8 FEBRUARY 2003, Page 55

Curtain-down time

Michael Henderson

FRANKIE HOWERD, that superb comedian, was once asked whether he enjoyed performing. I enjoy having performed,' was his reply, and plenty of his fellow mummers would appreciate that difference. One of the most distinguished. Peggy Ashcroft, the Dame herself, used to take the stage on opening nights at Stratford, peep from behind the curtain as people took their seats, raise her fists at them, and mutter, 'Bastards., as if to say, 'You're making us undergo this dreadful ordeal again.'

But performers have to perform, and so they do, willingly or otherwise. They have to accept certain exceptional challenges — be it King Lear or the Eroica Symphony — to prove to themselves that they are fully alive. Top sportsmen usually have a shorter working life but they, too, are prepared to climb the highest peaks in order to glimpse, for one last time, the marvellous views from the summit.

Nick Faldo and Seve Ballesteros, two great golfers, are both 45. They have passed the age when they expect to land major titles, of which Faldo has won six to the Spaniard's five, but they carry on out of a mixture of selfrespect and professional hunger. They don't have to play for a living, for they are rich men, and nobody can rob them of their place in the game's pantheon. But they plough on anyway, hoping against hope that, somehow, they will enjoy one more day in the sun.

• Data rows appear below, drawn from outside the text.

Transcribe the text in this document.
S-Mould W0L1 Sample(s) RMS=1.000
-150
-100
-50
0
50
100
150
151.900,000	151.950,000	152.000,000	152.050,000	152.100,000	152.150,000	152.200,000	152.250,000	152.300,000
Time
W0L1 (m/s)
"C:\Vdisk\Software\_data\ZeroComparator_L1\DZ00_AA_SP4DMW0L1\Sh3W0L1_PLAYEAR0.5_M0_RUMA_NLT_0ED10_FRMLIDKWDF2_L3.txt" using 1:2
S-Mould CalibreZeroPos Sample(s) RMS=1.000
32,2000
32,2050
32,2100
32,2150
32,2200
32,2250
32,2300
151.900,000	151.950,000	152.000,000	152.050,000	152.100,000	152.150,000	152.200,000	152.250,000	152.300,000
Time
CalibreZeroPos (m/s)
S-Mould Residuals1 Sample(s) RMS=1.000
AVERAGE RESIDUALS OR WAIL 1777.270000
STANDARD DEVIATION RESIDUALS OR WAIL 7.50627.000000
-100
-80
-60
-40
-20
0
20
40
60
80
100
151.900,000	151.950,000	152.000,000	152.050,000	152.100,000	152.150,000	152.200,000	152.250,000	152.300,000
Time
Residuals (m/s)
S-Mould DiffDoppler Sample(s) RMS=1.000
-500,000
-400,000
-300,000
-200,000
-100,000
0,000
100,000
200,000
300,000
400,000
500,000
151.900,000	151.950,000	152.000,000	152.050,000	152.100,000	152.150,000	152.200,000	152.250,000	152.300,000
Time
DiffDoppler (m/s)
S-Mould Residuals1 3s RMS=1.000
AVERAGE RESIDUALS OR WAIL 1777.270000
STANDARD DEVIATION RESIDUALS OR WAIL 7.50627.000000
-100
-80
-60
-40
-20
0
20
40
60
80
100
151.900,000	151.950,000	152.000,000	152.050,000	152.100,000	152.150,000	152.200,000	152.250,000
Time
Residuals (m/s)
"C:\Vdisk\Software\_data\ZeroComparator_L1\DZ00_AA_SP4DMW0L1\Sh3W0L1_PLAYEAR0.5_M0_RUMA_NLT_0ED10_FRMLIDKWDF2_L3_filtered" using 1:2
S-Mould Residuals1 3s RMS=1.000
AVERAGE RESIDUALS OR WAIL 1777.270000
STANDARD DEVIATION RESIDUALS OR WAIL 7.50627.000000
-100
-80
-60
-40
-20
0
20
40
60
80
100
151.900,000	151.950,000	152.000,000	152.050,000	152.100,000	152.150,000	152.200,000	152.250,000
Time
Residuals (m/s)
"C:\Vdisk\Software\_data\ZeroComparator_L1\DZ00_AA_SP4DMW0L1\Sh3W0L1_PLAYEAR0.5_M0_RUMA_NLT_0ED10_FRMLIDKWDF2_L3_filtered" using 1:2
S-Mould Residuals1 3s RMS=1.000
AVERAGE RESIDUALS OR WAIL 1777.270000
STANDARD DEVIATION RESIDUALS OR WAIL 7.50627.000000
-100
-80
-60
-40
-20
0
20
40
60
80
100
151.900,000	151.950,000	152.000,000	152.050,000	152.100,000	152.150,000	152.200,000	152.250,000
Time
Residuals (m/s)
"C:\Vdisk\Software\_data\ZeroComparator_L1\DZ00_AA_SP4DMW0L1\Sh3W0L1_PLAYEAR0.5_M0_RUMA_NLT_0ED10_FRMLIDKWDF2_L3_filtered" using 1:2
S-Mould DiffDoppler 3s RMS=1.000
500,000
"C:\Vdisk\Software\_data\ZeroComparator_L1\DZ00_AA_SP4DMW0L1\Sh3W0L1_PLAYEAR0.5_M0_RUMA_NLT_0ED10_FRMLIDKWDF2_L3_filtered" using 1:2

Faldo almost had his at Royal Melbourne last Sunday, when he finished joint second, behind Ernie Els, in the Heineken Classic. He was leading as he went into the final round but Els, the current Open champion, ended one stroke lighter and has now won five of the last seven competitions he has entered. The South African is in the prime of life, just as Faldo was ten years ago.

Ballesteros, meanwhile, was in Ireland, where he has designed another course. It seems that, just as brilliant instrumentalists graduate towards conducting, golfers like to design courses. But, unlike Faldo, Seve is unable to play a full part on the tour. His body is shot to pieces and so all he can do is look back on a career that was glorious. He may not have won the portfolio of major titles that certain other players did, but few golfers have ever given so much pleasure to so many people as Ballesteros has.

He admits to feeling 'real envy' when he watches the other golfers on television, and hopes to play in 15 tournaments this year. To finish in the top ten of the money list, he says, would be nice. But he knows it won't happen. He is now a golfer only in the past tense. He had his time, it was wonderful, and now he should accept that, like other great players before him, it is wise to stand aside. He has many years left to him. and there is no point torturing himself with impossible dreams.

They don't always go quietly, though, the greats. Steve Waugh, the Australian cricket captain, is deliberating whether he should carry on as a Test player. He is 37 and one more match would give him his 157th cap, more than any player in the game's history. So he sits at home in Sydney this week, as the Australians prepare in South Africa to defend the World Cup they won under his leadership four years ago, and he thinks hard.

Perhaps they should all listen to another all-time great — Noel Coward, 'The Master':

I've had my fun.

All that is done.

Why should I ask for more? There's a younger gener-aaation Knock-knock-knocking at the door.